過去採用した会計処理をみだりに変えてはいけません
こんにちわ、皆様と一緒に成長していく公認会計士・税理士のガッツです。
年末になってきますので、ご自身で確定申告の準備のために記帳されている方も多いと思います。
今日のテーマとしては、過去に採用した会計処理をみだりに変えてはいけないということです。
1.会計処理の継続性に関するとあるお客様とのやり取り
Aさん:○○の処理について、昨年広告宣伝費としてたのですが、今年通信費に変えました。広告宣伝費であるべきなら元に戻しますが、いかがですか。
僕:システム利用料ととらえれば通信費とも取れなくはありません。しかしながら、もともとは商品のプロモーションのためにシステム利用料を広告宣伝費にあげてたのなら、広告宣伝費という理屈も通ります。その場合、昨年行った処理は継続すべきです(通信費に変えるべきではありません)。
おそらく、通信費のほうがしっくりくるからそうしたかったのだと思いますが、上記のようにお返ししました。
2.そもそも会計には継続性の原則というものが存在する。
会計の原則である企業会計原則には、継続性の原則というものがあります。
会計処理の原則や手続は毎期継続して適用し、みだりに変更してはならない
上記のやり取りはこの原則にならった回答です。
3.なぜ会計には継続性の原則が求められるのか
なんで、会計処理の継続性を求められるのか、このような理由が挙げられます。
■決算書の利用者の利用しやすさ:利害関係者が決算書を見るときに、毎期違う会計処理をされていると、利用しにくくにないでしょうか。例えば、勘定科目ごとの前期比較しようとしても、数字ブレが大きく、ブレが異常なのか、会計処理の違いによるものかはわかりません。
■利益操作の防止:毎期毎期、利益を調整するために会計処理を変えるようなことも起こりえますが、このような利益操作が起こさないために、継続性が求められます。

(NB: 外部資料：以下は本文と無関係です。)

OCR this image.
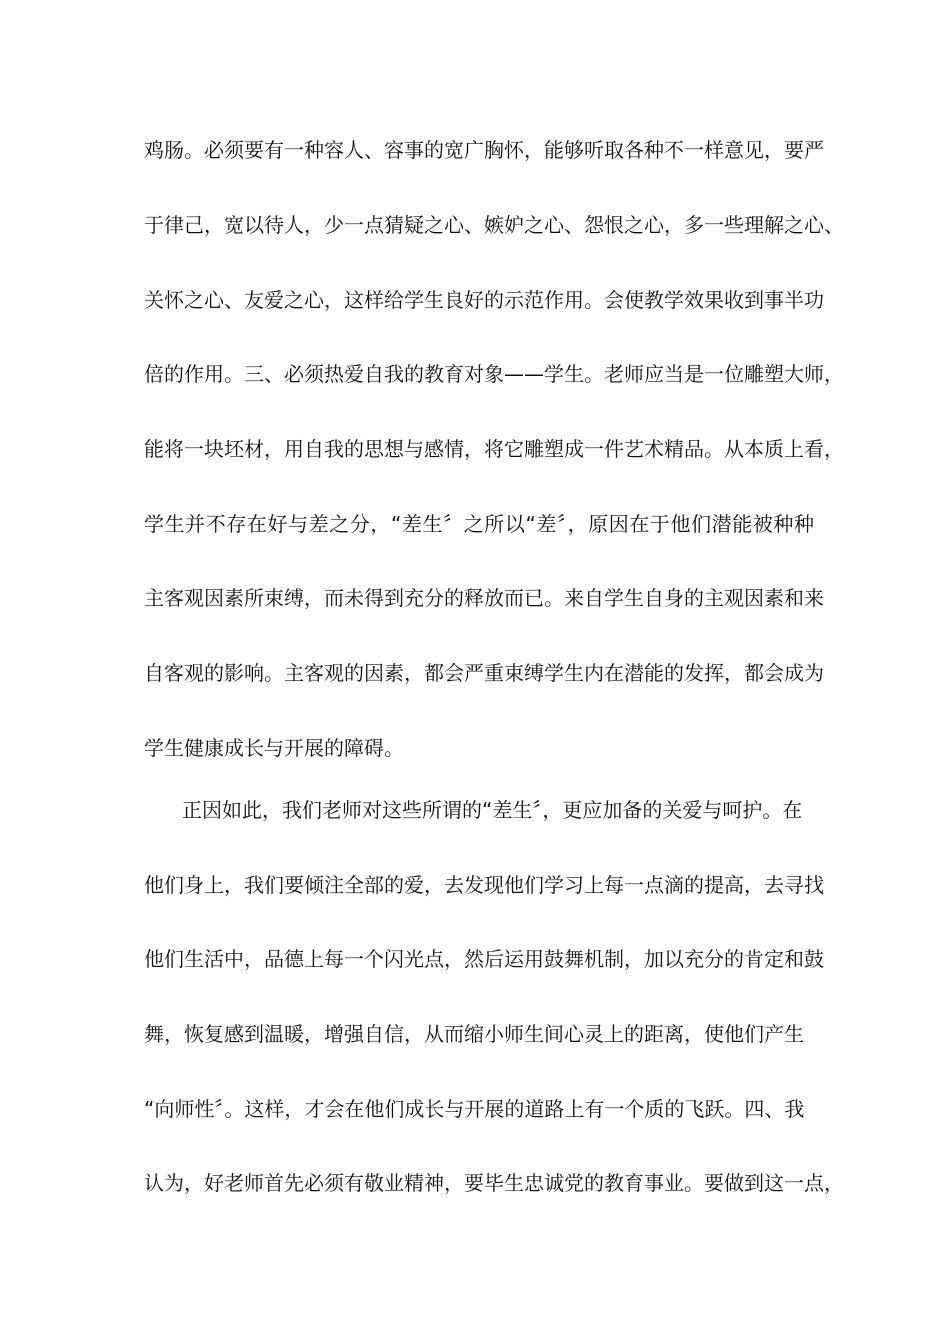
鸡肠。必须要有一种容人、容事的宽广胸怀，能够听取各种不一样意见，要严
于律己，宽以待人，少一点猜疑之心、嫉妒之心、怨恨之心，多一些理解之心、
关怀之心、友爱之心，这样给学生良好的示范作用。会使教学效果收到事半功
倍的作用。三、必须热爱自我的教育对象——学生。老师应当是一位雕塑大师，
能将一块坯材，用自我的思想与感情，将它雕塑成一件艺术精品。从本质上看，
学生并不存在好与差之分，“差生〞之所以“差〞，原因在于他们潜能被种种
主客观因素所束缚，而未得到充分的释放而已。来自学生自身的主观因素和来
自客观的影响。主客观的因素，都会严重束缚学生内在潜能的发挥，都会成为
学生健康成长与开展的障碍。
正因如此，我们老师对这些所谓的“差生〞，更应加备的关爱与呵护。在
他们身上，我们要倾注全部的爱，去发现他们学习上每一点滴的提高，去寻找
他们生活中，品德上每一个闪光点，然后运用鼓舞机制，加以充分的肯定和鼓
舞，恢复感到温暖，增强自信，从而缩小师生间心灵上的距离，使他们产生
“向师性〞。这样，才会在他们成长与开展的道路上有一个质的飞跃。四、我
认为，好老师首先必须有敬业精神，要毕生忠诚党的教育事业。要做到这一点，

■間違えているのではないかという疑念:会計処理がぶれていると、第三者の立場からも「間違えているのでは」「不正しているのでは」と疑わざるをえません。税務署の税務調査なんかでも、理由もなく、前期ブレが大きいとなると、不正の疑いをかけざるを得ないということになります。
4.どういう場合、会計処理の変更が認められるのか。
「みだりに変更してはならない」とあるので、変更が一切認められないわけではありません。例えば、このようなケースは認められます(①②は認められるというより変更しないといけませんが)。
①そもそもこれまでの処理が間違えていた。
②法令が変わって処理を変更せざるをえなくなった。
③その事象の重要性が今年からあがったため、特有の処理をすることが妥当とした(例えば、昨年まで金額が低いから雑費にいれてたが、今年からその取引のボリュームがあがったから、雑費だったものを○○費として処理することにした)
④経営管理手法の変更など合理的な理由がある(店舗ごとの利益管理を、店舗ごとに比較できるようにしたい場合、店舗ごとにバラバラだった処理を統一するとか)
あくまでも合理的な理由が必要ということです。
僕も顧問先の記帳をみるにあたり、処理の継続性も見ています。
ただ、継続性も合理性があれば認められますから、そのあたりは顧問税理士らと相談しながら進めていくのがいいと思いますね。